Over the last decade, there has been a steady increase in the volume, variety, and velocity of data and formats that are in scope for ediscovery matters. When ediscovery first hit the legal stage, a big case might be 100 GB — stored at a cost of $2,500/GB — and data sources might include Word, Excel, email, and possibly network shares. Though data volumes have increased over the last 15 years, the main data sources remained fairly constant — even the initial focus on cell phone data was limited primarily to call logs, voicemail, and text messages. Today, however, a big case might contain terabytes of data, in dozens of different formats, all of which must be sifted through to find key pieces of evidence.
As our digital ecosystem has so drastically shifted, legal practitioners have had to rapidly adapt how and where they look for key evidence. So what exactly are the new data sources driving this change?
Once squarely in the domain of Hollywood’s international men (and women) of mystery, businesses and individuals now have access to a whole host of applications that disappear or automatically encrypt upon reading. Ephemeral messaging, as the name implies, is a form of digital communication that lasts a very short time. Generally, the genre consists of applications for short-form communication on mobile devices that disappear from the recipient's screen after the message has been viewed. Platforms in this category include Snapchat, Telegram, Signal, and Wickr — even more mainstream applications like Gmail are also adopting ephemeral capabilities. These applications require timely data preservation and collection early in the ediscovery process.
Few things are as emblematic of the shift to work-from-home as Zoom video conferencing technology. Zoom, for instance, went from 10 million daily active meeting attendees in Q4 2019 to over 300 million at the beginning of Q2 2020, and the number of active minutes leapt from 100 billion to 2 trillion in the first quarter of 2020 alone. Zoom was not alone in this surge either — similar platforms like Microsoft Teams, Skype, GoToMeeting, and Webex all saw massive increases in usage and adoption.
Video conferencing tools add the complexity of audio and video as well as real-time chat functionality to the mix. Teams, Slack, and Zoom chats do not have the same boundaries as a traditional document. Parties can jump in or out of a conversation at any time, topics may extend across multiple channels and varied time periods and attachments, emojis, videos, or GIFs may all be relevant. Practitioners should ensure their technology partner can support the variety of content formats contained in these platforms.
Short-form communication and real-time collaboration are rapidly replacing email, and the rapid onset of the work from home revolution in response to the lockdowns has only accelerated this. The clear collaboration leader, Slack, has been adopted by more than 43% of Fortune 500 companies and boasts over 10 million active users per day, and this growth shows no signs of abating. The informal, rapid-fire, short-format nature of Slack communication makes it a treasure trove for identifying potentially highly relevant data in ediscovery.
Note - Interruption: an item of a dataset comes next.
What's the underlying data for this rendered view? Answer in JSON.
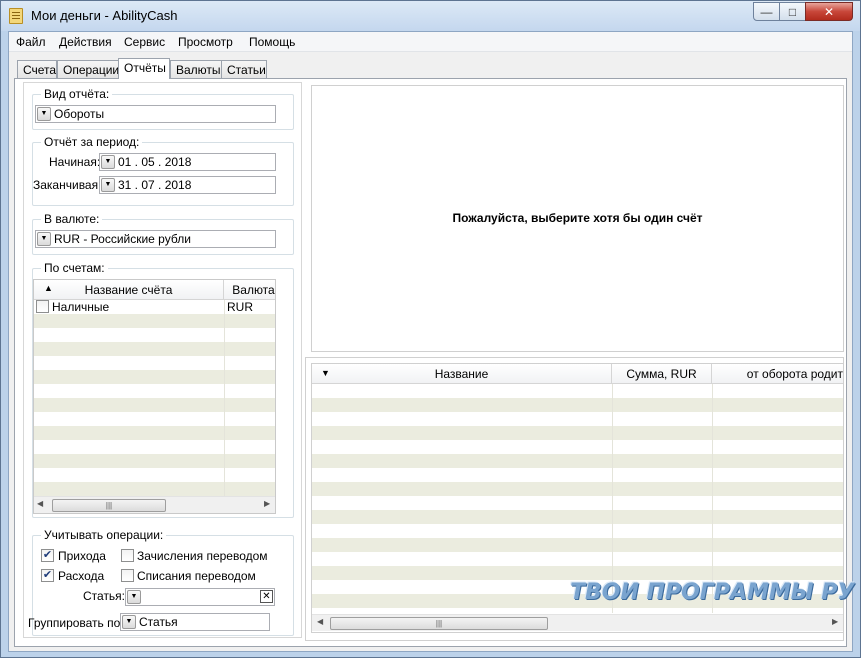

Collaboration tools like Slack pose unique challenges practitioners should be aware of. Data exported directly from Slack and other tools is nearly undecipherable in its raw format, a file format called JSON. Extracting all the relevant information from a multi-person stream with links, reactions, graphics, and shared files and then presenting a cohesive picture of the data is complicated.
The IoT is an ecosystem of over 30 billion web-enabled things (from smartwatches to doorbell cameras to smart refrigerators) that are constantly performing tasks, collecting data, and most in some cases, sharing it. Each of these devices possess a wealth of information about human behavior, movement and many could contain information dispositive to a case or investigation. There is also a sub category known as internet of bodies that includes wearable, implantable and digestible web enabled devices. There are a whole host of discovery and privacy concerns around this data type.
Social media use extends far beyond bragging about your most recent meal or vacation and sharing videos of a lawyer that “is not a cat.” Platforms like Reddit and Twitter are essential vehicles for people to share breaking news; Instagram and Facebook are advertising behemoths; and LinkedIn has become crucial for sharing business insights. The social giants have some new competition these days with platforms like TikTok and international messaging apps like WeChat and WhatsApp with user bases in the billions. The variety of ways people engage with social media platforms and their messaging functions creates a wealth of potentially relevant electronically stored information (ESI) that ediscovery practitioners increasingly rely on.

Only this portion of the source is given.